Saying it isn’t something he takes any particular pleasure in – ‘just what we do, nothing personal’ – The OG, as he asked to be called saying Grim Reaper sounded too agrarian, pointed out that he too was facing total destruction. 

“But much like y’all, I’d say my time has come.”

Despite repeated questioning the asteroid refused to disclose the exact point he expected to make impact on our blue planet, beginning to sound as exasperated as 500 billion tons of solid metal can. 

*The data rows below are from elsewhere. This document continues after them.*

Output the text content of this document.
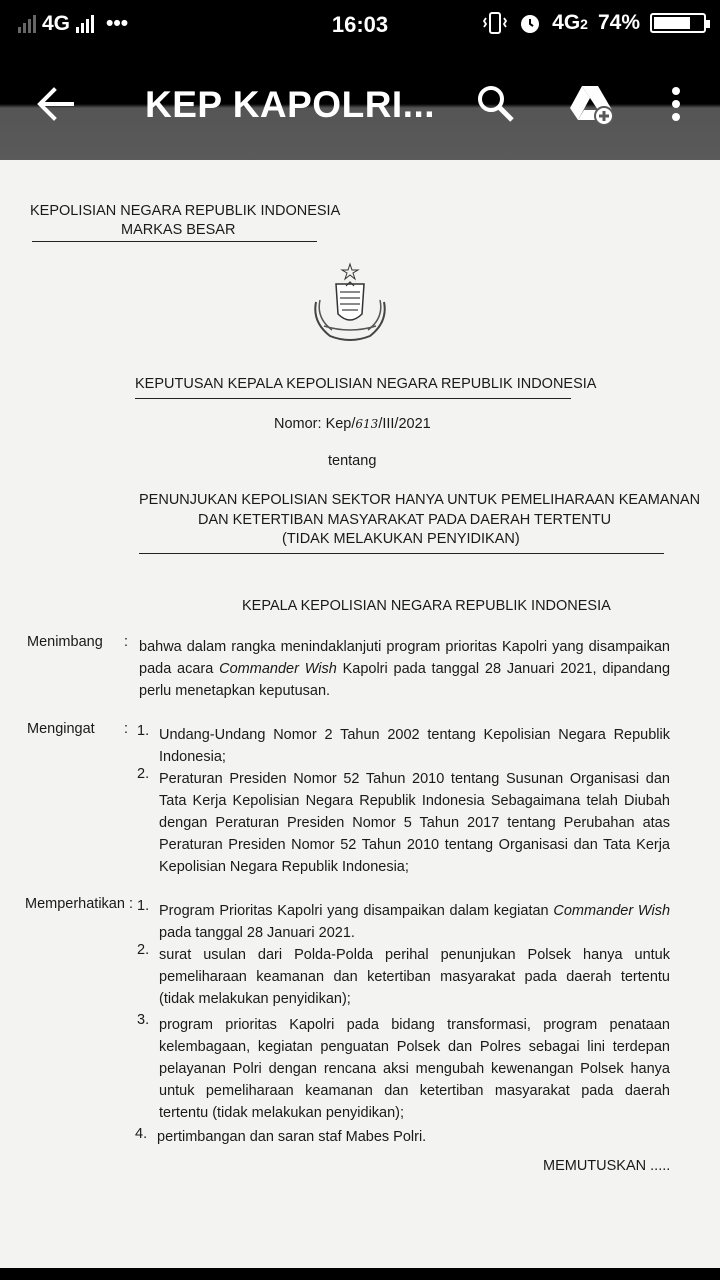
4G •••	16:03	4G2 74%
KEP KAPOLRI...
KEPOLISIAN NEGARA REPUBLIK INDONESIA
MARKAS BESAR
KEPUTUSAN KEPALA KEPOLISIAN NEGARA REPUBLIK INDONESIA
Nomor: Kep/613/III/2021
tentang
PENUNJUKAN KEPOLISIAN SEKTOR HANYA UNTUK PEMELIHARAAN KEAMANAN
DAN KETERTIBAN MASYARAKAT PADA DAERAH TERTENTU
(TIDAK MELAKUKAN PENYIDIKAN)
KEPALA KEPOLISIAN NEGARA REPUBLIK INDONESIA
Menimbang : bahwa dalam rangka menindaklanjuti program prioritas Kapolri yang disampaikan pada acara Commander Wish Kapolri pada tanggal 28 Januari 2021, dipandang perlu menetapkan keputusan.
Mengingat : 1. Undang-Undang Nomor 2 Tahun 2002 tentang Kepolisian Negara Republik Indonesia;
2. Peraturan Presiden Nomor 52 Tahun 2010 tentang Susunan Organisasi dan Tata Kerja Kepolisian Negara Republik Indonesia Sebagaimana telah Diubah dengan Peraturan Presiden Nomor 5 Tahun 2017 tentang Perubahan atas Peraturan Presiden Nomor 52 Tahun 2010 tentang Organisasi dan Tata Kerja Kepolisian Negara Republik Indonesia;
Memperhatikan : 1. Program Prioritas Kapolri yang disampaikan dalam kegiatan Commander Wish pada tanggal 28 Januari 2021.
2. surat usulan dari Polda-Polda perihal penunjukan Polsek hanya untuk pemeliharaan keamanan dan ketertiban masyarakat pada daerah tertentu (tidak melakukan penyidikan);
3. program prioritas Kapolri pada bidang transformasi, program penataan kelembagaan, kegiatan penguatan Polsek dan Polres sebagai lini terdepan pelayanan Polri dengan rencana aksi mengubah kewenangan Polsek hanya untuk pemeliharaan keamanan dan ketertiban masyarakat pada daerah tertentu (tidak melakukan penyidikan);
4. pertimbangan dan saran staf Mabes Polri.
MEMUTUSKAN .....
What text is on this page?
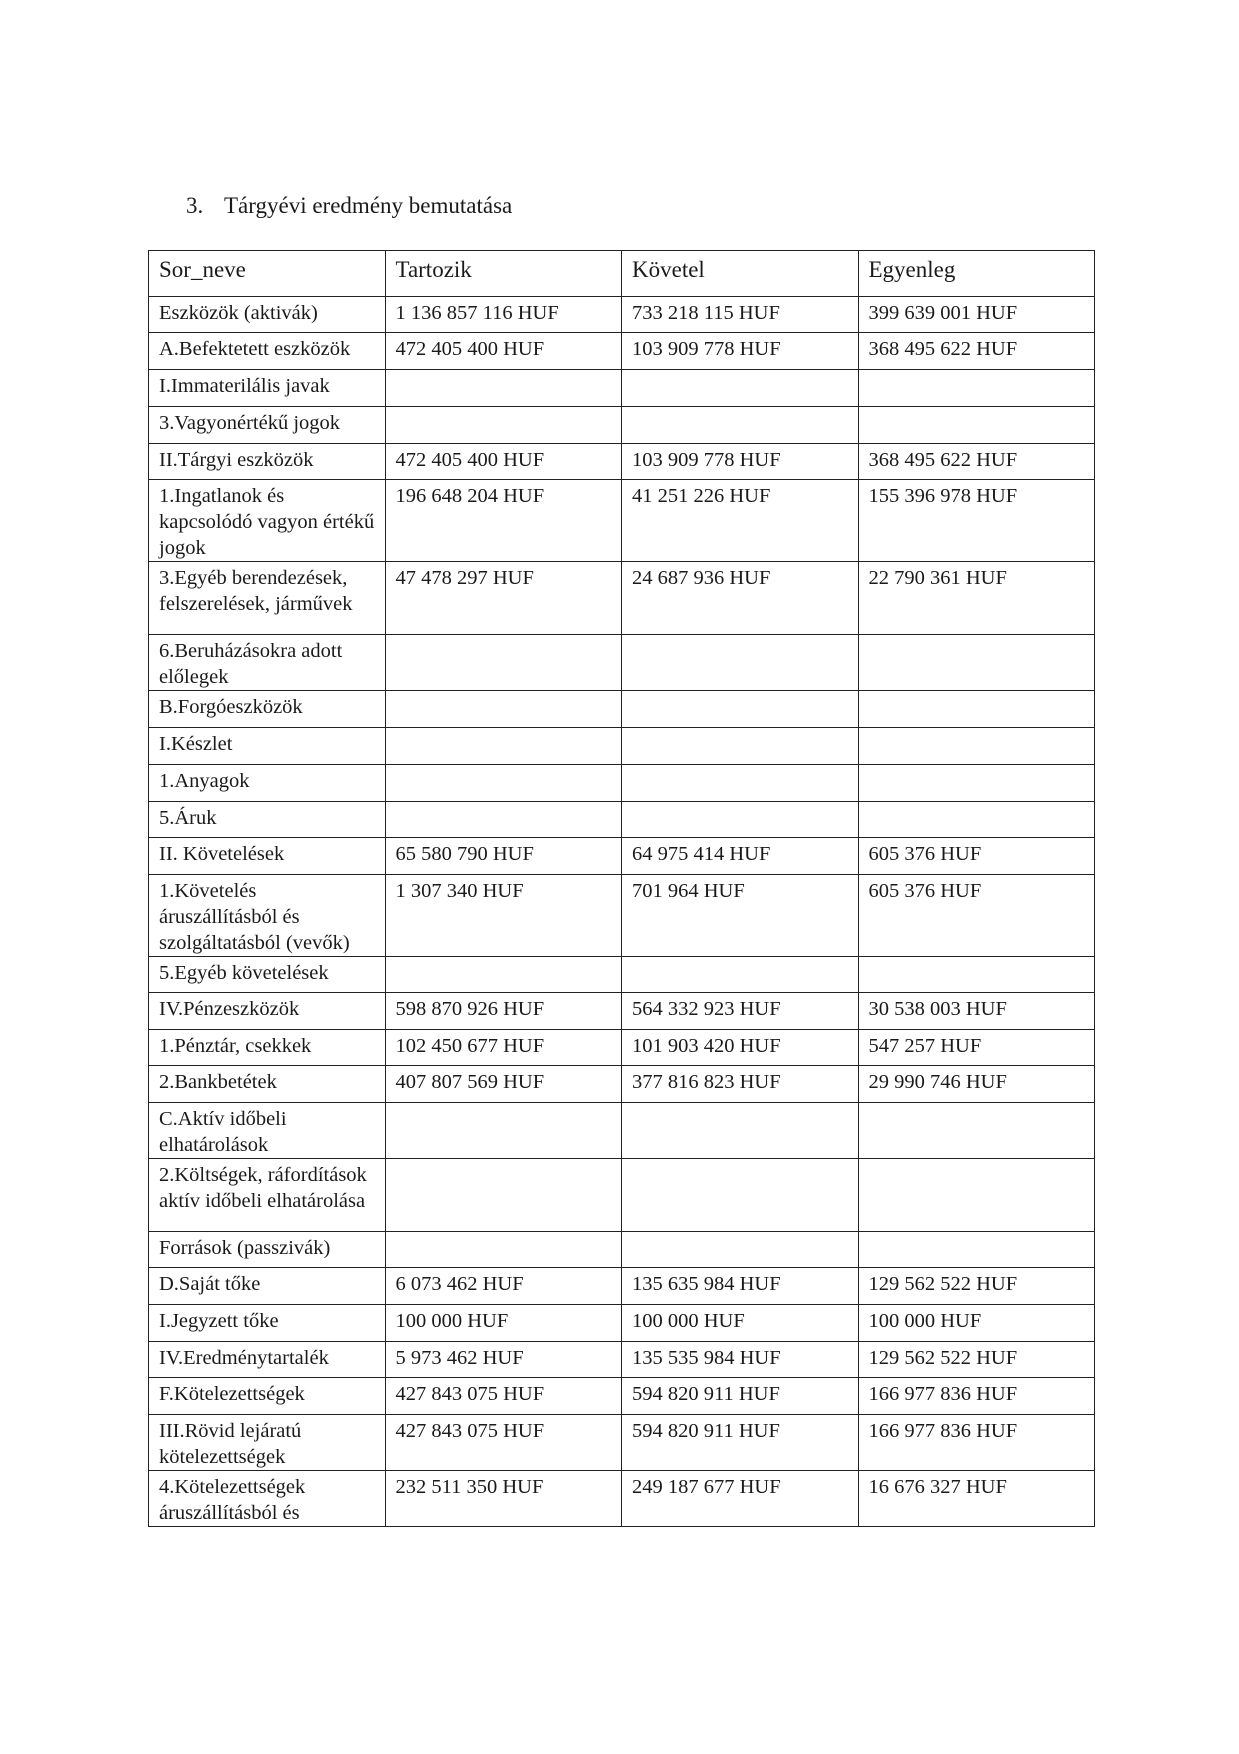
3. Tárgyévi eredmény bemutatása
Sor_neve	Tartozik	Követel	Egyenleg
Eszközök (aktivák)	1 136 857 116 HUF	733 218 115 HUF	399 639 001 HUF
A.Befektetett eszközök	472 405 400 HUF	103 909 778 HUF	368 495 622 HUF
I.Immaterilális javak			
3.Vagyonértékű jogok			
II.Tárgyi eszközök	472 405 400 HUF	103 909 778 HUF	368 495 622 HUF
1.Ingatlanok és kapcsolódó vagyon értékű jogok	196 648 204 HUF	41 251 226 HUF	155 396 978 HUF
3.Egyéb berendezések, felszerelések, járművek	47 478 297 HUF	24 687 936 HUF	22 790 361 HUF
6.Beruházásokra adott előlegek			
B.Forgóeszközök			
I.Készlet			
1.Anyagok			
5.Áruk			
II. Követelések	65 580 790 HUF	64 975 414 HUF	605 376 HUF
1.Követelés áruszállításból és szolgáltatásból (vevők)	1 307 340 HUF	701 964 HUF	605 376 HUF
5.Egyéb követelések			
IV.Pénzeszközök	598 870 926 HUF	564 332 923 HUF	30 538 003 HUF
1.Pénztár, csekkek	102 450 677 HUF	101 903 420 HUF	547 257 HUF
2.Bankbetétek	407 807 569 HUF	377 816 823 HUF	29 990 746 HUF
C.Aktív időbeli elhatárolások			
2.Költségek, ráfordítások aktív időbeli elhatárolása			
Források (passzivák)			
D.Saját tőke	6 073 462 HUF	135 635 984 HUF	129 562 522 HUF
I.Jegyzett tőke	100 000 HUF	100 000 HUF	100 000 HUF
IV.Eredménytartalék	5 973 462 HUF	135 535 984 HUF	129 562 522 HUF
F.Kötelezettségek	427 843 075 HUF	594 820 911 HUF	166 977 836 HUF
III.Rövid lejáratú kötelezettségek	427 843 075 HUF	594 820 911 HUF	166 977 836 HUF
4.Kötelezettségek áruszállításból és	232 511 350 HUF	249 187 677 HUF	16 676 327 HUF
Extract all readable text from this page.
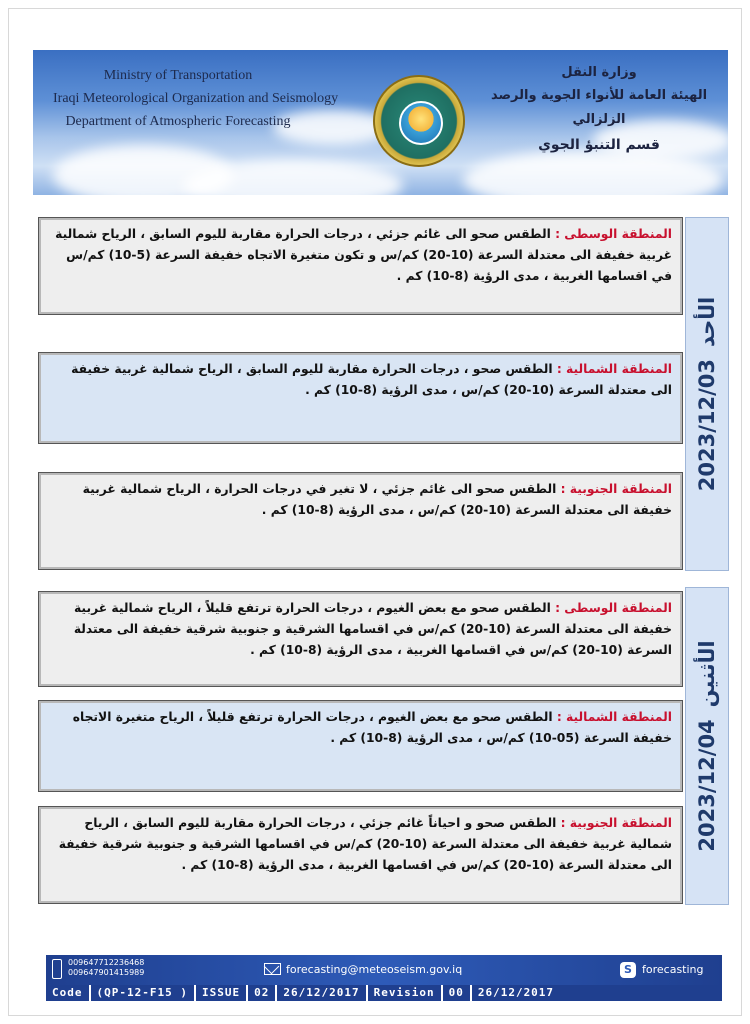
Ministry of Transportation
Iraqi Meteorological Organization and Seismology
Department of Atmospheric Forecasting
وزارة النقل
الهيئة العامة للأنواء الجوية والرصد الزلزالي
قسم التنبؤ الجوي
الأحد2023/12/03
الأثنين2023/12/04
المنطقة الوسطى : الطقس صحو الى غائم جزئي ، درجات الحرارة مقاربة لليوم السابق ، الرياح شمالية غربية خفيفة الى معتدلة السرعة (10-20) كم/س و تكون متغيرة الاتجاه خفيفة السرعة (5-10) كم/س في اقسامها الغربية ، مدى الرؤية (8-10) كم .
المنطقة الشمالية : الطقس صحو ، درجات الحرارة مقاربة لليوم السابق ، الرياح شمالية غربية خفيفة الى معتدلة السرعة (10-20) كم/س ، مدى الرؤية (8-10) كم .
المنطقة الجنوبية : الطقس صحو الى غائم جزئي ، لا تغير في درجات الحرارة ، الرياح شمالية غربية خفيفة الى معتدلة السرعة (10-20) كم/س ، مدى الرؤية (8-10) كم .
المنطقة الوسطى : الطقس صحو مع بعض الغيوم ، درجات الحرارة ترتفع قليلاً ، الرياح شمالية غربية خفيفة الى معتدلة السرعة (10-20) كم/س في اقسامها الشرقية و جنوبية شرقية خفيفة الى معتدلة السرعة (10-20) كم/س في اقسامها الغربية ، مدى الرؤية (8-10) كم .
المنطقة الشمالية : الطقس صحو مع بعض الغيوم ، درجات الحرارة ترتفع قليلاً ، الرياح متغيرة الاتجاه خفيفة السرعة (05-10) كم/س ، مدى الرؤية (8-10) كم .
المنطقة الجنوبية : الطقس صحو و احياناً غائم جزئي ، درجات الحرارة مقاربة لليوم السابق ، الرياح شمالية غربية خفيفة الى معتدلة السرعة (10-20) كم/س في اقسامها الشرقية و جنوبية شرقية خفيفة الى معتدلة السرعة (10-20) كم/س في اقسامها الغربية ، مدى الرؤية (8-10) كم .
009647712236468
009647901415989	forecasting@meteoseism.gov.iq	S forecasting
Code	(QP-12-F15 )	ISSUE	02	26/12/2017	Revision	00	26/12/2017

“Look, I know its in the nature of your highly curious species to ask a lot of questions, but I think you’re missing the point. I am going to strike earth’s surface with enough force to permanently alter its orbit to somewhere just aft of Venus, in the process melding myself to the planet’s molten core in a fiery display that no one is going to see because you will all have been either atomized or vaporized, depending on where on the planet you happened to be when I hit. I will literally erase everything, including the very words ‘erase’ and ‘everything’ themselves. Why does it matter to you how close to the White House I think I might get?” 

Asked for his thoughts on North Korea, global warming, whether kittens should ever be declawed, lease versus buy, and Liam Gallagher’s new solo album, the world-ender was sanguine.

“Let me give you the killer asteroid view on everything: I really wouldn’t worry about it. Now if you don’t mind, I have some hurtling to do.”